The behavior will change in pandas 3.0. This inplace method will never work because the intermediate object on which we are setting values always behaves as a copy.

For example, when doing 'df[col].method(value, inplace=True)', try using 'df.method({col: value}, inplace=True)' or df[col] = df[col].method(value) instead, to perform the operation inplace on the original object.


  df_sample['reviewText'].fillna('', inplace=True)


TF-IDF models created and saved successfully.


In [13]:
from scipy.sparse import csr_matrix
import numpy as np
import pickle

print("Creating a sparse user-item matrix to conserve memory...")

# Step 1: Create integer mappings for users and items for the sparse matrix
# This is essential because sparse matrices require integer indices.
user_c = pd.Categorical(df_sample['user_id'])
item_c = pd.Categorical(df_sample['item_id'])

# The 'codes' attribute gives us the integer index for each user/item
user_codes = user_c.codes
item_codes = item_c.codes

# Step 2: Create the sparse matrix
# csr_matrix((data, (row_indices, col_indices)), shape)
user_item_sparse_matrix = csr_matrix(
    (df_sample['rating'], (user_codes, item_codes)),
    shape=(len(user_c.categories), len(item_c.categories))
)

# The SVD model can now run on this memory-efficient sparse matrix
print("Training TruncatedSVD model...")
svd = TruncatedSVD(n_components=20, random_state=42)
matrix_decomposed = svd.fit_transform(user_item_sparse_matrix)
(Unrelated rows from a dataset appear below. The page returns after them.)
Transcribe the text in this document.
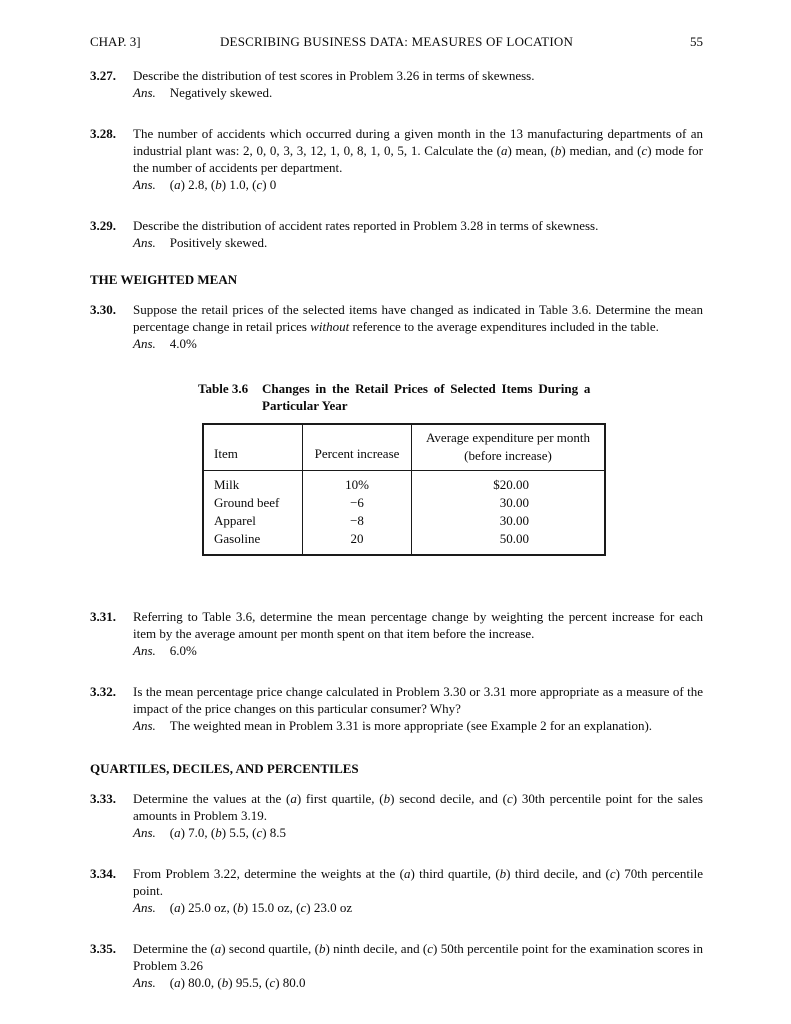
CHAP. 3]	DESCRIBING BUSINESS DATA: MEASURES OF LOCATION	55
3.27.	Describe the distribution of test scores in Problem 3.26 in terms of skewness.
Ans. Negatively skewed.
3.28.	The number of accidents which occurred during a given month in the 13 manufacturing departments of an industrial plant was: 2, 0, 0, 3, 3, 12, 1, 0, 8, 1, 0, 5, 1. Calculate the (a) mean, (b) median, and (c) mode for the number of accidents per department.
Ans. (a) 2.8, (b) 1.0, (c) 0
3.29.	Describe the distribution of accident rates reported in Problem 3.28 in terms of skewness.
Ans. Positively skewed.
THE WEIGHTED MEAN
3.30.	Suppose the retail prices of the selected items have changed as indicated in Table 3.6. Determine the mean percentage change in retail prices without reference to the average expenditures included in the table.
Ans. 4.0%
Table 3.6	Changes in the Retail Prices of Selected Items During a
Particular Year
Item	Percent increase	Average expenditure per month
(before increase)

Milk	10%	$20.00
Ground beef	−6	30.00
Apparel	−8	30.00
Gasoline	20	50.00
3.31.	Referring to Table 3.6, determine the mean percentage change by weighting the percent increase for each item by the average amount per month spent on that item before the increase.
Ans. 6.0%
3.32.	Is the mean percentage price change calculated in Problem 3.30 or 3.31 more appropriate as a measure of the impact of the price changes on this particular consumer? Why?
Ans. The weighted mean in Problem 3.31 is more appropriate (see Example 2 for an explanation).
QUARTILES, DECILES, AND PERCENTILES
3.33.	Determine the values at the (a) first quartile, (b) second decile, and (c) 30th percentile point for the sales amounts in Problem 3.19.
Ans. (a) 7.0, (b) 5.5, (c) 8.5
3.34.	From Problem 3.22, determine the weights at the (a) third quartile, (b) third decile, and (c) 70th percentile point.
Ans. (a) 25.0 oz, (b) 15.0 oz, (c) 23.0 oz
3.35.	Determine the (a) second quartile, (b) ninth decile, and (c) 50th percentile point for the examination scores in Problem 3.26
Ans. (a) 80.0, (b) 95.5, (c) 80.0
# Get the correlation matrix of the decomposed user-feature matrix
corr_matrix = np.corrcoef(matrix_decomposed)

# We need to save the maps from integer codes back to original IDs
user_id_map = {code: user for code, user in enumerate(user_c.categories)}

# Save the necessary objects for the API
pickle.dump(corr_matrix, open('saved_models/corr_matrix.pkl', 'wb'))
pickle.dump(user_id_map, open('saved_models/user_id_map_cf.pkl', 'wb'))

print("Scikit-learn based collaborative filtering models saved.")

Creating a sparse user-item matrix to conserve memory...
Training TruncatedSVD model...
Scikit-learn based collaborative filtering models saved.